I'm going to talk out of both sides of my mouth for a minute. And I know I’m not the first human being to do this. But all through the years, I've talked about the fact that when you're going to college or you're going to study a trade, you should pursue what you love and then figure out how you're going to make money from it, rather than chase education or training in a field that means nothing to you, but you think it's going to earn you a good income.

Now there's a third thing that I have not mentioned often, and it’s this: Do not feel pressured by a parent or family member to pursue a particular course of education just because it's what they do.  You should do what you want to do, not follow in somebody's footsteps.

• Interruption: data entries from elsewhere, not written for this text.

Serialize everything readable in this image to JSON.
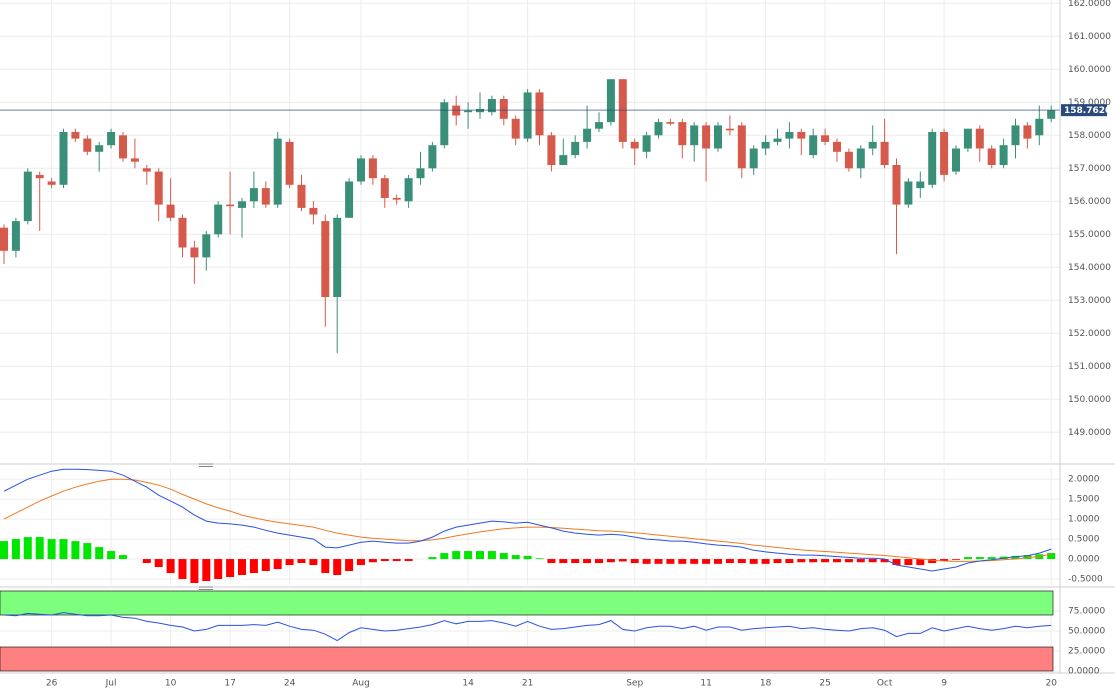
{
  "chart_data": [
    {
      "type": "candlestick",
      "categories": [
        null,
        null,
        null,
        null,
        "26",
        null,
        null,
        null,
        null,
        "Jul",
        null,
        null,
        null,
        null,
        "10",
        null,
        null,
        null,
        null,
        "17",
        null,
        null,
        null,
        null,
        "24",
        null,
        null,
        null,
        null,
        null,
        "Aug",
        null,
        null,
        null,
        null,
        null,
        null,
        null,
        null,
        "14",
        null,
        null,
        null,
        null,
        "21",
        null,
        null,
        null,
        null,
        null,
        null,
        null,
        null,
        "Sep",
        null,
        null,
        null,
        null,
        null,
        "11",
        null,
        null,
        null,
        null,
        "18",
        null,
        null,
        null,
        null,
        "25",
        null,
        null,
        null,
        null,
        "Oct",
        null,
        null,
        null,
        null,
        "9",
        null,
        null,
        null,
        null,
        null,
        null,
        null,
        null,
        "20"
      ],
      "open": [
        155.2,
        154.5,
        155.4,
        156.8,
        156.6,
        156.5,
        158.1,
        157.9,
        157.5,
        157.7,
        158.0,
        157.3,
        157.0,
        156.9,
        155.9,
        155.5,
        154.6,
        154.3,
        155.0,
        155.9,
        155.8,
        156.0,
        156.4,
        155.9,
        157.8,
        156.5,
        155.8,
        155.4,
        153.1,
        155.5,
        156.6,
        157.3,
        156.7,
        156.1,
        156.0,
        156.7,
        157.0,
        157.7,
        158.9,
        158.7,
        158.7,
        158.7,
        159.1,
        158.5,
        157.9,
        159.3,
        158.0,
        157.1,
        157.4,
        157.8,
        158.2,
        158.4,
        159.7,
        157.8,
        157.5,
        158.0,
        158.4,
        158.4,
        157.7,
        158.3,
        157.6,
        158.2,
        158.3,
        157.0,
        157.6,
        157.8,
        157.9,
        158.1,
        157.4,
        158.0,
        157.8,
        157.5,
        157.0,
        157.6,
        157.8,
        157.1,
        155.9,
        156.4,
        156.5,
        158.1,
        156.9,
        157.6,
        158.2,
        157.6,
        157.1,
        157.7,
        158.3,
        158.0,
        158.5
      ],
      "high": [
        155.3,
        155.5,
        157.0,
        156.9,
        156.7,
        158.2,
        158.2,
        158.0,
        157.8,
        158.2,
        158.1,
        157.9,
        157.1,
        157.0,
        156.7,
        155.6,
        154.8,
        155.1,
        156.0,
        156.9,
        156.1,
        156.9,
        156.6,
        158.1,
        157.9,
        156.8,
        156.0,
        155.6,
        155.6,
        156.7,
        157.4,
        157.4,
        156.8,
        156.2,
        156.8,
        157.5,
        157.8,
        159.1,
        159.2,
        159.0,
        159.3,
        159.2,
        159.2,
        158.6,
        159.4,
        159.4,
        158.1,
        157.9,
        158.0,
        158.9,
        158.7,
        159.7,
        159.7,
        157.9,
        158.1,
        158.5,
        158.5,
        158.5,
        158.4,
        158.4,
        158.4,
        158.6,
        158.4,
        157.7,
        158.0,
        158.2,
        158.4,
        158.2,
        158.2,
        158.2,
        157.9,
        157.6,
        157.7,
        158.3,
        158.5,
        157.3,
        156.7,
        156.9,
        158.2,
        158.2,
        157.7,
        158.2,
        158.3,
        157.7,
        157.9,
        158.5,
        158.4,
        158.9,
        158.9
      ],
      "low": [
        154.1,
        154.3,
        155.3,
        155.1,
        156.4,
        156.4,
        157.8,
        157.4,
        156.9,
        157.6,
        157.2,
        157.0,
        156.5,
        155.4,
        155.4,
        154.3,
        153.5,
        153.9,
        154.9,
        155.0,
        154.9,
        155.8,
        155.8,
        155.8,
        156.4,
        155.7,
        155.3,
        152.2,
        151.4,
        155.5,
        156.5,
        156.5,
        155.8,
        155.9,
        155.8,
        156.5,
        156.9,
        157.6,
        158.3,
        158.2,
        158.5,
        158.6,
        158.3,
        157.7,
        157.8,
        157.7,
        156.9,
        157.1,
        157.3,
        157.6,
        158.1,
        158.3,
        157.6,
        157.1,
        157.3,
        157.9,
        158.3,
        157.3,
        157.2,
        156.6,
        157.5,
        158.0,
        156.7,
        156.8,
        157.4,
        157.7,
        157.6,
        157.4,
        157.3,
        157.7,
        157.2,
        156.9,
        156.7,
        157.4,
        157.0,
        154.4,
        155.8,
        156.1,
        156.4,
        156.6,
        156.8,
        157.5,
        157.2,
        157.0,
        157.0,
        157.3,
        157.6,
        157.7,
        158.4
      ],
      "close": [
        154.5,
        155.4,
        156.9,
        156.7,
        156.5,
        158.1,
        157.9,
        157.5,
        157.7,
        158.1,
        157.3,
        157.2,
        156.9,
        155.9,
        155.5,
        154.6,
        154.3,
        155.0,
        155.9,
        155.85,
        156.0,
        156.4,
        155.9,
        157.9,
        156.5,
        155.8,
        155.6,
        153.1,
        155.5,
        156.6,
        157.3,
        156.7,
        156.1,
        156.05,
        156.7,
        157.0,
        157.7,
        159.0,
        158.6,
        158.75,
        158.8,
        159.1,
        158.5,
        157.9,
        159.3,
        158.0,
        157.1,
        157.4,
        157.8,
        158.2,
        158.4,
        159.7,
        157.8,
        157.6,
        158.0,
        158.4,
        158.35,
        157.7,
        158.3,
        157.6,
        158.3,
        158.15,
        157.0,
        157.6,
        157.8,
        157.9,
        158.1,
        157.9,
        158.0,
        157.8,
        157.5,
        157.0,
        157.6,
        157.8,
        157.1,
        155.9,
        156.6,
        156.6,
        158.1,
        156.8,
        157.6,
        158.2,
        157.6,
        157.1,
        157.7,
        158.3,
        157.9,
        158.5,
        158.762
      ],
      "up_color": "#3a8f78",
      "down_color": "#d65a4b",
      "ylim": [
        148.1,
        162.1
      ],
      "yticks": [
        {
          "value": 149,
          "label": "149.0000"
        },
        {
          "value": 150,
          "label": "150.0000"
        },
        {
          "value": 151,
          "label": "151.0000"
        },
        {
          "value": 152,
          "label": "152.0000"
        },
        {
          "value": 153,
          "label": "153.0000"
        },
        {
          "value": 154,
          "label": "154.0000"
        },
        {
          "value": 155,
          "label": "155.0000"
        },
        {
          "value": 156,
          "label": "156.0000"
        },
        {
          "value": 157,
          "label": "157.0000"
        },
        {
          "value": 158,
          "label": "158.0000"
        },
        {
          "value": 159,
          "label": "159.0000"
        },
        {
          "value": 160,
          "label": "160.0000"
        },
        {
          "value": 161,
          "label": "161.0000"
        },
        {
          "value": 162,
          "label": "162.0000"
        }
      ],
      "last_price": {
        "value": 158.762,
        "label": "158.7620"
      },
      "last_price_color": "#2b4a7c"
    },
    {
      "type": "macd",
      "macd_line": {
        "color": "#2a52e0",
        "values": [
          1.7,
          1.85,
          2.0,
          2.1,
          2.2,
          2.25,
          2.25,
          2.24,
          2.22,
          2.2,
          2.1,
          1.95,
          1.8,
          1.6,
          1.45,
          1.3,
          1.1,
          0.95,
          0.9,
          0.88,
          0.85,
          0.8,
          0.72,
          0.65,
          0.6,
          0.55,
          0.5,
          0.3,
          0.28,
          0.35,
          0.42,
          0.45,
          0.42,
          0.4,
          0.4,
          0.45,
          0.55,
          0.7,
          0.8,
          0.85,
          0.9,
          0.95,
          0.93,
          0.9,
          0.92,
          0.85,
          0.78,
          0.7,
          0.65,
          0.62,
          0.6,
          0.62,
          0.6,
          0.55,
          0.5,
          0.48,
          0.45,
          0.45,
          0.42,
          0.38,
          0.35,
          0.33,
          0.3,
          0.22,
          0.18,
          0.15,
          0.12,
          0.1,
          0.1,
          0.08,
          0.06,
          0.04,
          0.02,
          0.02,
          0.0,
          -0.15,
          -0.2,
          -0.25,
          -0.3,
          -0.25,
          -0.2,
          -0.1,
          -0.05,
          -0.02,
          0.02,
          0.06,
          0.08,
          0.15,
          0.25
        ]
      },
      "signal_line": {
        "color": "#f07a22",
        "values": [
          1.0,
          1.15,
          1.3,
          1.45,
          1.58,
          1.7,
          1.8,
          1.88,
          1.95,
          2.0,
          2.0,
          1.98,
          1.92,
          1.85,
          1.75,
          1.62,
          1.5,
          1.38,
          1.28,
          1.2,
          1.1,
          1.03,
          0.97,
          0.92,
          0.88,
          0.84,
          0.8,
          0.72,
          0.65,
          0.6,
          0.55,
          0.52,
          0.5,
          0.48,
          0.46,
          0.46,
          0.48,
          0.52,
          0.58,
          0.63,
          0.68,
          0.72,
          0.76,
          0.78,
          0.8,
          0.8,
          0.79,
          0.77,
          0.75,
          0.73,
          0.71,
          0.7,
          0.68,
          0.66,
          0.63,
          0.6,
          0.57,
          0.54,
          0.51,
          0.48,
          0.45,
          0.42,
          0.39,
          0.35,
          0.32,
          0.29,
          0.26,
          0.23,
          0.21,
          0.19,
          0.17,
          0.15,
          0.13,
          0.11,
          0.09,
          0.06,
          0.03,
          0.0,
          -0.03,
          -0.05,
          -0.06,
          -0.06,
          -0.05,
          -0.04,
          -0.02,
          0.0,
          0.03,
          0.07,
          0.12
        ]
      },
      "histogram": {
        "up_color": "#00e600",
        "down_color": "#ff0000",
        "values": [
          0.45,
          0.5,
          0.55,
          0.55,
          0.5,
          0.5,
          0.45,
          0.4,
          0.3,
          0.2,
          0.1,
          0,
          -0.1,
          -0.2,
          -0.35,
          -0.5,
          -0.6,
          -0.55,
          -0.5,
          -0.45,
          -0.4,
          -0.35,
          -0.3,
          -0.25,
          -0.15,
          -0.1,
          -0.15,
          -0.35,
          -0.4,
          -0.3,
          -0.15,
          -0.08,
          -0.05,
          -0.05,
          -0.05,
          0,
          0.05,
          0.15,
          0.2,
          0.2,
          0.2,
          0.2,
          0.15,
          0.1,
          0.08,
          0.02,
          -0.1,
          -0.1,
          -0.1,
          -0.1,
          -0.1,
          -0.08,
          -0.06,
          -0.1,
          -0.12,
          -0.12,
          -0.12,
          -0.12,
          -0.12,
          -0.12,
          -0.12,
          -0.1,
          -0.1,
          -0.12,
          -0.12,
          -0.1,
          -0.1,
          -0.08,
          -0.08,
          -0.08,
          -0.08,
          -0.08,
          -0.08,
          -0.08,
          -0.08,
          -0.15,
          -0.15,
          -0.15,
          -0.1,
          -0.05,
          -0.02,
          0.05,
          0.05,
          0.05,
          0.06,
          0.08,
          0.1,
          0.12,
          0.15
        ]
      },
      "ylim": [
        -0.65,
        2.28
      ],
      "yticks": [
        {
          "value": -0.5,
          "label": "-0.5000"
        },
        {
          "value": 0,
          "label": "0.0000"
        },
        {
          "value": 0.5,
          "label": "0.5000"
        },
        {
          "value": 1,
          "label": "1.0000"
        },
        {
          "value": 1.5,
          "label": "1.5000"
        },
        {
          "value": 2,
          "label": "2.0000"
        }
      ]
    },
    {
      "type": "line",
      "color": "#2a52e0",
      "values": [
        70,
        69,
        72,
        71,
        70,
        73,
        71,
        69,
        69,
        70,
        67,
        66,
        62,
        60,
        57,
        55,
        50,
        52,
        57,
        57,
        57,
        58,
        57,
        61,
        56,
        52,
        51,
        46,
        38,
        48,
        54,
        52,
        50,
        51,
        53,
        55,
        58,
        63,
        59,
        62,
        62,
        63,
        60,
        56,
        62,
        56,
        52,
        53,
        55,
        57,
        58,
        63,
        52,
        50,
        54,
        56,
        56,
        53,
        56,
        51,
        55,
        55,
        51,
        53,
        54,
        55,
        56,
        53,
        54,
        52,
        51,
        50,
        53,
        54,
        51,
        43,
        47,
        47,
        54,
        50,
        53,
        56,
        53,
        51,
        53,
        56,
        54,
        56,
        57
      ],
      "bands": [
        {
          "from": 70,
          "to": 100,
          "color": "#7dff7d"
        },
        {
          "from": 0,
          "to": 30,
          "color": "#ff8080"
        }
      ],
      "ylim": [
        0,
        100
      ],
      "yticks": [
        {
          "value": 0,
          "label": "0.0000"
        },
        {
          "value": 25,
          "label": "25.0000"
        },
        {
          "value": 50,
          "label": "50.0000"
        },
        {
          "value": 75,
          "label": "75.0000"
        }
      ]
    }
  ]
}
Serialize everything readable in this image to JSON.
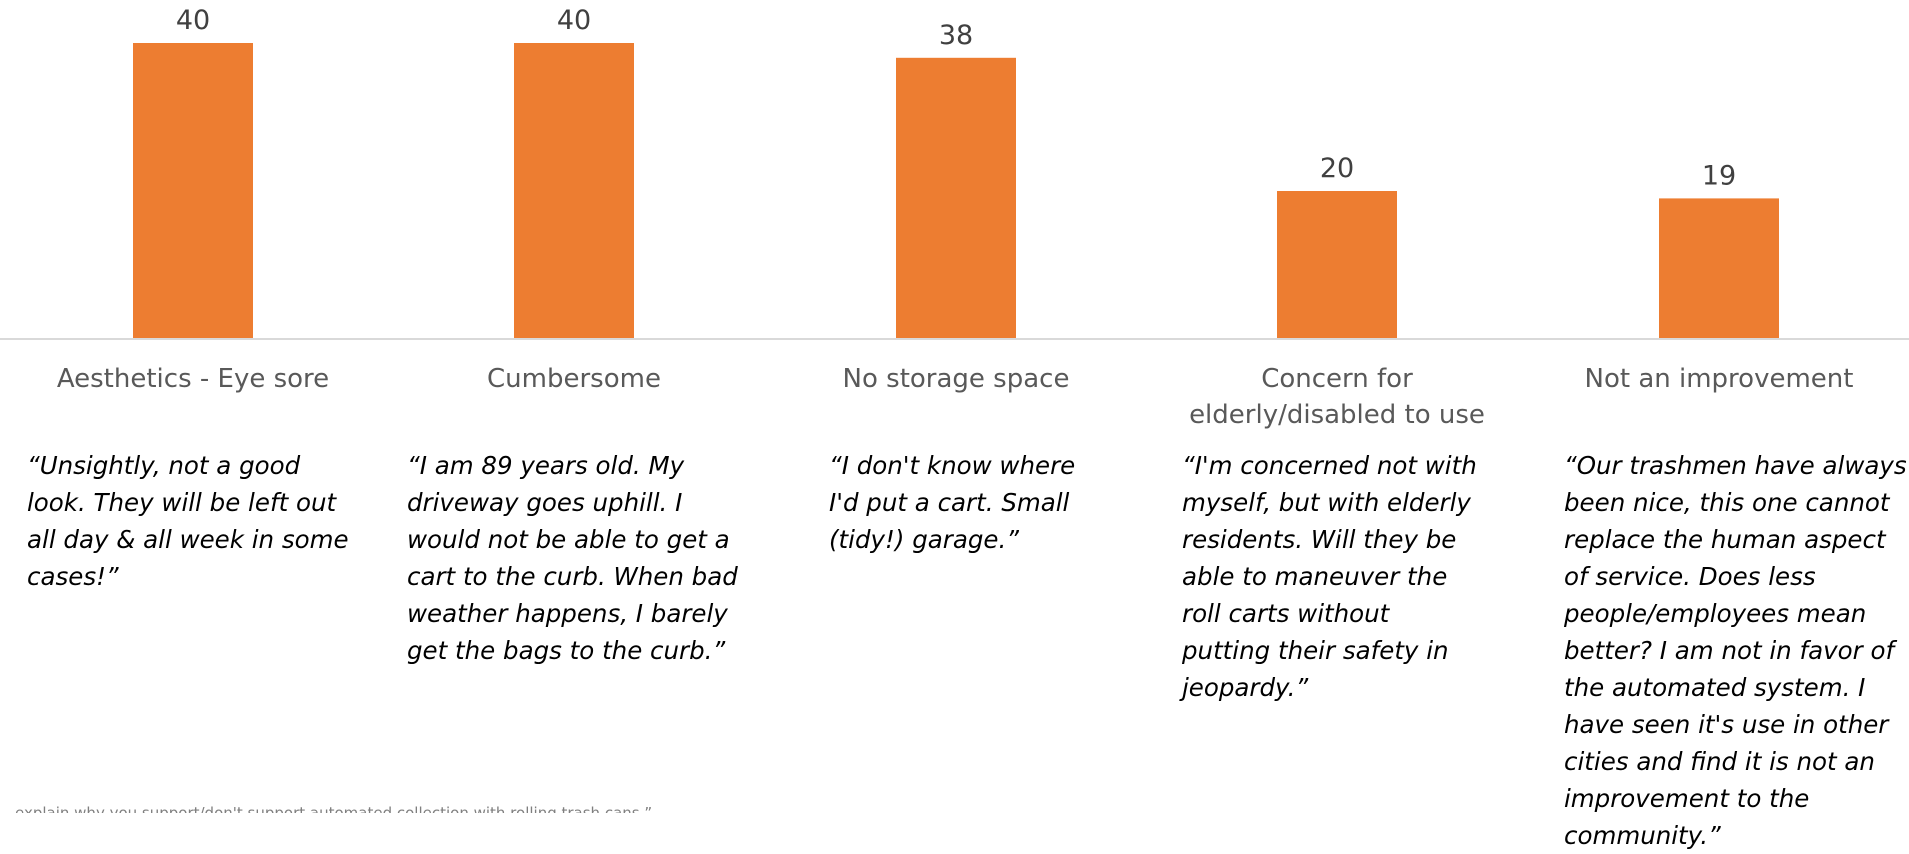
{
  "chart_data": {
    "type": "bar",
    "categories": [
      "Aesthetics - Eye sore",
      "Cumbersome",
      "No storage space",
      "Concern for elderly/disabled to use",
      "Not an improvement"
    ],
    "values": [
      40,
      40,
      38,
      20,
      19
    ],
    "ylim": [
      0,
      40
    ],
    "grid": false,
    "title": "",
    "xlabel": "",
    "ylabel": ""
  },
  "colors": {
    "bar": "#ED7D31",
    "axis": "#D9D9D9"
  },
  "quotes": [
    "“Unsightly, not a good look.  They will be left out all day & all week in some cases!”",
    "“I am 89 years old.  My driveway goes uphill.  I would not be able to get a cart to the curb.  When bad weather happens, I barely get the bags to the curb.”",
    "“I don't know where I'd put a cart.  Small (tidy!) garage.”",
    "“I'm concerned not with myself, but with elderly residents.  Will they be able to maneuver the roll carts without putting their safety in jeopardy.”",
    "“Our trashmen have always been nice, this one cannot replace the human aspect of service.  Does less people/employees mean better?  I am not in favor of the automated system.  I have seen it's use in other cities and find it is not an improvement to the community.”"
  ],
  "footnote": "…explain why you support/don't support automated collection with rolling trash cans.”"
}
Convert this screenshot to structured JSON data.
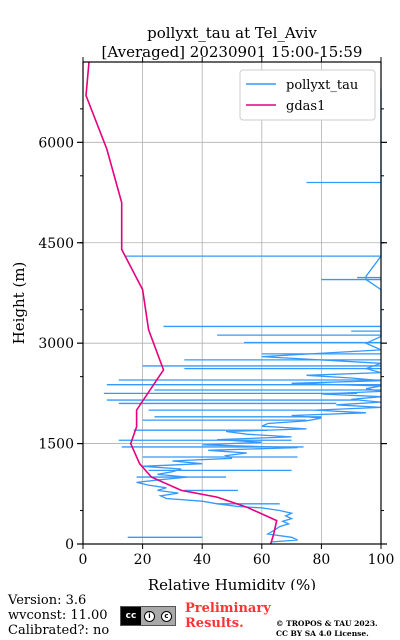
{
  "chart_data": {
    "type": "line",
    "title": "pollyxt_tau at Tel_Aviv",
    "subtitle": "[Averaged] 20230901 15:00-15:59",
    "xlabel": "Relative Humidity (%)",
    "ylabel": "Height (m)",
    "xlim": [
      0,
      100
    ],
    "ylim": [
      0,
      7200
    ],
    "xticks": [
      "0",
      "20",
      "40",
      "60",
      "80",
      "100"
    ],
    "yticks": [
      "0",
      "1500",
      "3000",
      "4500",
      "6000"
    ],
    "grid": true,
    "legend_position": "top-right",
    "series": [
      {
        "name": "pollyxt_tau",
        "color": "#3399ff",
        "points": [
          [
            63,
            30
          ],
          [
            72,
            60
          ],
          [
            70,
            100
          ],
          [
            62,
            150
          ],
          [
            64,
            200
          ],
          [
            66,
            260
          ],
          [
            69,
            300
          ],
          [
            67,
            340
          ],
          [
            70,
            380
          ],
          [
            68,
            420
          ],
          [
            70,
            460
          ],
          [
            66,
            500
          ],
          [
            60,
            540
          ],
          [
            52,
            560
          ],
          [
            45,
            600
          ],
          [
            40,
            640
          ],
          [
            28,
            680
          ],
          [
            26,
            720
          ],
          [
            32,
            760
          ],
          [
            25,
            800
          ],
          [
            28,
            840
          ],
          [
            22,
            880
          ],
          [
            18,
            920
          ],
          [
            26,
            960
          ],
          [
            35,
            1000
          ],
          [
            25,
            1040
          ],
          [
            30,
            1080
          ],
          [
            33,
            1120
          ],
          [
            20,
            1160
          ],
          [
            40,
            1200
          ],
          [
            30,
            1240
          ],
          [
            50,
            1280
          ],
          [
            48,
            1320
          ],
          [
            55,
            1360
          ],
          [
            42,
            1400
          ],
          [
            72,
            1440
          ],
          [
            40,
            1480
          ],
          [
            60,
            1520
          ],
          [
            45,
            1560
          ],
          [
            70,
            1600
          ],
          [
            55,
            1640
          ],
          [
            48,
            1680
          ],
          [
            75,
            1720
          ],
          [
            60,
            1760
          ],
          [
            62,
            1800
          ],
          [
            75,
            1840
          ],
          [
            80,
            1880
          ],
          [
            70,
            1920
          ],
          [
            95,
            1960
          ],
          [
            78,
            2000
          ],
          [
            100,
            2040
          ],
          [
            85,
            2080
          ],
          [
            100,
            2120
          ],
          [
            90,
            2160
          ],
          [
            100,
            2200
          ],
          [
            80,
            2240
          ],
          [
            100,
            2280
          ],
          [
            95,
            2320
          ],
          [
            100,
            2360
          ],
          [
            70,
            2400
          ],
          [
            100,
            2440
          ],
          [
            90,
            2480
          ],
          [
            75,
            2520
          ],
          [
            100,
            2560
          ],
          [
            95,
            2620
          ],
          [
            100,
            2700
          ],
          [
            60,
            2800
          ],
          [
            100,
            2900
          ],
          [
            95,
            3000
          ],
          [
            100,
            3100
          ],
          [
            100,
            3250
          ],
          [
            100,
            3400
          ],
          [
            100,
            3600
          ],
          [
            100,
            3800
          ],
          [
            95,
            3950
          ],
          [
            95,
            4000
          ],
          [
            100,
            4300
          ],
          [
            100,
            4700
          ],
          [
            100,
            5000
          ],
          [
            100,
            5400
          ],
          [
            100,
            5700
          ],
          [
            100,
            6000
          ],
          [
            100,
            6400
          ],
          [
            100,
            6800
          ]
        ],
        "spikes": [
          [
            15,
            100,
            40
          ],
          [
            66,
            600,
            45
          ],
          [
            52,
            800,
            34
          ],
          [
            48,
            1000,
            18
          ],
          [
            70,
            1100,
            22
          ],
          [
            72,
            1300,
            20
          ],
          [
            74,
            1450,
            13
          ],
          [
            70,
            1550,
            12
          ],
          [
            62,
            1700,
            17
          ],
          [
            75,
            1850,
            20
          ],
          [
            80,
            1900,
            24
          ],
          [
            82,
            2000,
            22
          ],
          [
            85,
            2100,
            12
          ],
          [
            92,
            2150,
            8
          ],
          [
            92,
            2250,
            7
          ],
          [
            100,
            2300,
            24
          ],
          [
            100,
            2380,
            8
          ],
          [
            100,
            2450,
            12
          ],
          [
            100,
            2620,
            34
          ],
          [
            100,
            2660,
            20
          ],
          [
            100,
            2750,
            34
          ],
          [
            100,
            2840,
            60
          ],
          [
            100,
            3010,
            54
          ],
          [
            100,
            3120,
            45
          ],
          [
            100,
            3180,
            90
          ],
          [
            100,
            3250,
            27
          ],
          [
            100,
            4300,
            14
          ],
          [
            100,
            3950,
            80
          ],
          [
            100,
            3980,
            92
          ],
          [
            100,
            5400,
            75
          ]
        ]
      },
      {
        "name": "gdas1",
        "color": "#e6007e",
        "points": [
          [
            63,
            0
          ],
          [
            64,
            150
          ],
          [
            65,
            350
          ],
          [
            55,
            550
          ],
          [
            45,
            700
          ],
          [
            33,
            800
          ],
          [
            23,
            1000
          ],
          [
            19,
            1200
          ],
          [
            16,
            1500
          ],
          [
            18,
            1750
          ],
          [
            18,
            2000
          ],
          [
            27,
            2600
          ],
          [
            22,
            3200
          ],
          [
            20,
            3800
          ],
          [
            13,
            4400
          ],
          [
            13,
            5100
          ],
          [
            8,
            5900
          ],
          [
            1,
            6700
          ],
          [
            2,
            7200
          ]
        ]
      }
    ]
  },
  "footer": {
    "version": "Version: 3.6",
    "wvconst": "wvconst:  11.00",
    "calibrated": "Calibrated?: no",
    "preliminary_line1": "Preliminary",
    "preliminary_line2": "Results.",
    "copyright_line1": "© TROPOS & TAU 2023.",
    "copyright_line2": "CC BY SA 4.0 License.",
    "license_badge": "cc by-sa"
  }
}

So, having said all that, there is a listing on Yahoo! HotJobs of the degrees that pay the absolute least amount.

Where do you earn the least?  Drama.  Fine arts.  Hospitality and tourism.  Education.  Horticulture.  Spanish.  Music.  Theology.  Elementary education.  And, the lowest degree of all in terms of pay, social work.

Interestingly enough, the way they measure this is not by what the starting annual salary is, but where you’ll be, salary-wise, midway through your career.  And someone who is a social worker - and has been at it for decades - averages, even after all that time, just over $40,000 a year.  A teacher in elementary education, mid-career, just over $42,000.  Drama has the highest average of the 10 lowest, at just under $57,000 a year, mid-career.

With all of these jobs, you do them out of love.  You don't do any of these because you think you’re going to get rich.  But being rich comes in all different forms and flavors, and it's not just about money.  And I would propose to you that someone who is taking one of those degrees that I just referred to, and loves what they do every day, is richer than somebody who goes for a degree just because the pay is high. (Incidentally, Yahoo! HotJobs also compiled a list of the highest-paying degrees. Engineering degrees of various types were generally the areas where people would earn the most.)

I know that for a lot of people, there’s a belief that money is all that matters.  I promise you, once you're out there working, it's not.